Paxman is back in the chair but he’s not a happy man

As the credit crunches, Peston tells it straight, Reich seems unflustered. Antonia Quirke prowls the news show studios
THE BIG NEWS OF THE WEEK is that the country is just two cashpoint withdrawals from the Grapes of Wrath. However the Today programme has been concerned with the possibility that Nick Clegg might be having a Clause 4 moment. "Do you think that we saw a Clause 4 moment yesterday?" asked Ed Stourton in Bournemouth. "I think we did," replied Olly Grender, former Director of Communications for the Lib Dems. "I think this is it. But there's a danger it won't be. Can I put my tactical hat on?" "Oh, please do!" "I think that a leader needs to push the party forward. They always need to lead from the front. It's bad for a party if you have a leader who is not pushing the party forward."
Star of the previous day's programme had been Agatha Christie, whose grandson recently found a cardboard box full of cassette tapes of the author talking rather irritatedly to herself, as one might an unwelcome tradesman at the door. "I can't remember how I wrote Murder in the Vicarage, or when," complained Christie. "Or even why." "The Japanese love her," said the grandson to John Humphreys. "How bizarre is that?" Hmph said back.
"We're going to be in the smelly stuff for quite some time," - Robert Peston
On BBC2 things were equally precise. "We're going to be in the smelly stuff for quite some time," warned business editor Robert Peston, whilst Jeremy Paxman did a good impression of someone taking it on the chin. I noticed how pale Paxman is looking. Or rather, his face is currently a colour approaching normal. There was a time, before he took his summer holiday, when switching on Newsnight was like opening the curtains to a fire raging over Naples.
Turning to Robert Reich, head of public policy at Berkeley University, who was sitting in an American studio, he yelled, "Does this look to you like the beginning of the credit crunch or the end of the credit crunch or the beginning of the end of the credit crunch or what?" Reich was gorgeous. His casually tousled white hair called to mind someone playing saxophone well in a hammock, and his mushroom cashmere jumper was pure Californ.I.A. "Nobody knows where the bottom is," he said, happily, before turning, one felt sure, to fondle Ali McGraw's.

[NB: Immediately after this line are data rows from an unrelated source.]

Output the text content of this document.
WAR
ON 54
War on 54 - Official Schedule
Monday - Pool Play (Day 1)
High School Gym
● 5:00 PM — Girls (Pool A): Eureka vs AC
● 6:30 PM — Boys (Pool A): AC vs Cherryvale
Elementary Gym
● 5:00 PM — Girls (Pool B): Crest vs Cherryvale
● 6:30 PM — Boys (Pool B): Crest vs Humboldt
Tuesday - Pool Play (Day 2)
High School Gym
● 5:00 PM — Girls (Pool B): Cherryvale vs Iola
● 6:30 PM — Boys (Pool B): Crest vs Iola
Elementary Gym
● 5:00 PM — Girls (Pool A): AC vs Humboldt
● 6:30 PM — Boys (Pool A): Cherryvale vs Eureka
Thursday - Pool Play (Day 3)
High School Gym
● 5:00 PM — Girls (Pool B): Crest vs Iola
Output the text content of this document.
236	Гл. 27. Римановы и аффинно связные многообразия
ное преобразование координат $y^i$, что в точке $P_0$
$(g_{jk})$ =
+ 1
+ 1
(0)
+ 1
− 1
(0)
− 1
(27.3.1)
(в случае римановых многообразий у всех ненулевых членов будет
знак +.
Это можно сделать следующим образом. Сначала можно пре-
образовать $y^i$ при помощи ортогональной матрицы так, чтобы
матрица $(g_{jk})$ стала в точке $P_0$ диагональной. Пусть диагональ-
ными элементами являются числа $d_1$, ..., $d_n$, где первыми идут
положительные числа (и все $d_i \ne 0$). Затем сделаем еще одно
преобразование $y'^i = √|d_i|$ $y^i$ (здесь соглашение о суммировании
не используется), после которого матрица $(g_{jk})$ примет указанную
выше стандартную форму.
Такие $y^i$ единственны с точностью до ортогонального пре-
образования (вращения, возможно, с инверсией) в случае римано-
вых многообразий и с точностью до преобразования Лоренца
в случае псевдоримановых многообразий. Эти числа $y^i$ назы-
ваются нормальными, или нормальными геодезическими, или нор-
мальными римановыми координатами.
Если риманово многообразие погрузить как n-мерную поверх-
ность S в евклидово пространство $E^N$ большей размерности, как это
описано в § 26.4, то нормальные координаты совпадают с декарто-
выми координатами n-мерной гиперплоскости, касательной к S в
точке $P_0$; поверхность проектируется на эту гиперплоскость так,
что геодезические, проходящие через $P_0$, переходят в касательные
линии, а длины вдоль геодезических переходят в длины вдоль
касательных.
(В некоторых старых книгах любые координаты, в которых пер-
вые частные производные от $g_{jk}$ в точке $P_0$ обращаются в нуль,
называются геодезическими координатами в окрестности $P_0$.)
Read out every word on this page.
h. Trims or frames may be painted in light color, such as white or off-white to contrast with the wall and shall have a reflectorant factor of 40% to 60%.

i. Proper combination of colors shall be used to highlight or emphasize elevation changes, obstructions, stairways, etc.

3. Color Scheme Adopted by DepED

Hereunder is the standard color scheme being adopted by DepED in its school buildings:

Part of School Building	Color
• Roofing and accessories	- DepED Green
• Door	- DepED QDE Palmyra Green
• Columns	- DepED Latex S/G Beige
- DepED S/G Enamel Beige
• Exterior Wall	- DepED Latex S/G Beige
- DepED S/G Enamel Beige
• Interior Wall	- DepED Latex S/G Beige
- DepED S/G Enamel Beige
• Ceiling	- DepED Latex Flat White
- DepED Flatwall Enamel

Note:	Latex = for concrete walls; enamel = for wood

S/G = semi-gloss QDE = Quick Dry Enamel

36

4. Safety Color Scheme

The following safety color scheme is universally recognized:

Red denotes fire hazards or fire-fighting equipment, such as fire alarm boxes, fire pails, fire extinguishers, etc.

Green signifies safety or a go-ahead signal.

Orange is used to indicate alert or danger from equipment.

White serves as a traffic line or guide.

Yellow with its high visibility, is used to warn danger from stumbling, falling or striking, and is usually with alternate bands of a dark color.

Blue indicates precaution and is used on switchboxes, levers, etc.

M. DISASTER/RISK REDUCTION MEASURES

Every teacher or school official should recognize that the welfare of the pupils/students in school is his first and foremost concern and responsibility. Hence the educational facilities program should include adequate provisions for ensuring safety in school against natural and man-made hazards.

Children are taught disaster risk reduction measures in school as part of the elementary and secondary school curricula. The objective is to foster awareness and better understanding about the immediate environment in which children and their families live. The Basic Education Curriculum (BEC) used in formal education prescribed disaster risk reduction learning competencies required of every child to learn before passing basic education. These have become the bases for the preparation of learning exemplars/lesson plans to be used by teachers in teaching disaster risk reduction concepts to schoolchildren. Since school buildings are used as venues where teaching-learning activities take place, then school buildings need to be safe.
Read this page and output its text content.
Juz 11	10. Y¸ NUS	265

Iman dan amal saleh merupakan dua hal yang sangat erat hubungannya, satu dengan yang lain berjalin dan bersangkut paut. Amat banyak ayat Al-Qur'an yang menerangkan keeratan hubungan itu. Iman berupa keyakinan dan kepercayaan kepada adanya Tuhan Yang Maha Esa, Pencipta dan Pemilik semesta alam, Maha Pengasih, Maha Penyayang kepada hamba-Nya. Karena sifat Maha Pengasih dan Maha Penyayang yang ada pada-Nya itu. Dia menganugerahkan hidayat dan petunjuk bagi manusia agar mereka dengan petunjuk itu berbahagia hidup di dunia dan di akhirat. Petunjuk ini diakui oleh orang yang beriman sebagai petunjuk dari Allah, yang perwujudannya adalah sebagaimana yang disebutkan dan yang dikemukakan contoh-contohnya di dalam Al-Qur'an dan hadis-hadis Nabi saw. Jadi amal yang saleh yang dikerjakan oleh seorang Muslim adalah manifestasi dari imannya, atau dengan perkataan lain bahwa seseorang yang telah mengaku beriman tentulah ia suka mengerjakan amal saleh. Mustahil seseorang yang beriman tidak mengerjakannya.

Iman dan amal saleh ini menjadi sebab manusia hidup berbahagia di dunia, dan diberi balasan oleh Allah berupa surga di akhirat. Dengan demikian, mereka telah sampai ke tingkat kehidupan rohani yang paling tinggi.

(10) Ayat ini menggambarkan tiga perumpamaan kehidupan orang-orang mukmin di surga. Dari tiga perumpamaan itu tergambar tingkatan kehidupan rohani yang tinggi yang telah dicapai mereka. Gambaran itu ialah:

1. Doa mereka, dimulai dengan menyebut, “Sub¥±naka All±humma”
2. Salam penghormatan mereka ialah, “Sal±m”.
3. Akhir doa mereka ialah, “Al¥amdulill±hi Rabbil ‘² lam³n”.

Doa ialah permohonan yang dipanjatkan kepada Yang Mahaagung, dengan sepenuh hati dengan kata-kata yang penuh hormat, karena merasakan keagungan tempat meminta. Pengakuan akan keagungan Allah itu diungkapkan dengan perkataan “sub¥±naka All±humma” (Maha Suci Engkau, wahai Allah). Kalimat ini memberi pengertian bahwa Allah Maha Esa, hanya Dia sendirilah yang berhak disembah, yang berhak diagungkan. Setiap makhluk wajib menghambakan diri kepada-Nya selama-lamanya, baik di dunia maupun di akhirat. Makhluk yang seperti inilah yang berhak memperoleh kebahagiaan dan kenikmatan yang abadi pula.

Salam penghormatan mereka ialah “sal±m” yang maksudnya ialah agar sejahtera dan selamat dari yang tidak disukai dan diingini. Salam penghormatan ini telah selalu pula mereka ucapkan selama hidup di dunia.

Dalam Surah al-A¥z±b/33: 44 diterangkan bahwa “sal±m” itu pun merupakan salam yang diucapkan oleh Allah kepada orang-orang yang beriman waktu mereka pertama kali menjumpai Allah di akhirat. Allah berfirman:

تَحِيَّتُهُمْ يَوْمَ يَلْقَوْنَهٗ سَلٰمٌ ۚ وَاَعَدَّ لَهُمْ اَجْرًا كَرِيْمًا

Back in the studio Paxman went through the grim headlines in the following day's papers, all his loathing transferred momentarily to his fingers as he wound down the show. A couple of weeks ago it looked as though they were trying to end each programme with a Trevor McDonaldish 'shot of the day' - an idea of which Paxman was clearly about as fond as he'd been of delivering the ill-fated three-second Newsnight weather forecast. But as the shot of a complicatedly coiffed seahorse staring seductively through fronds off the coast of Dorset - evoking Melanie Griffith propping up a bar - engulfed the screen, one heard the sound of another non-Paxman-approved initiative hit the dust.
The camera then panned back, leaving Paxman sitting stock still in the lonely studio - guests having fled in terror - like Al Pacino in his leafstrewn park at the end of Godfather Part II.
A character ruined and brooding, sucking all the light out of the frame. I fear we shall see actual blood before this season is out, friends.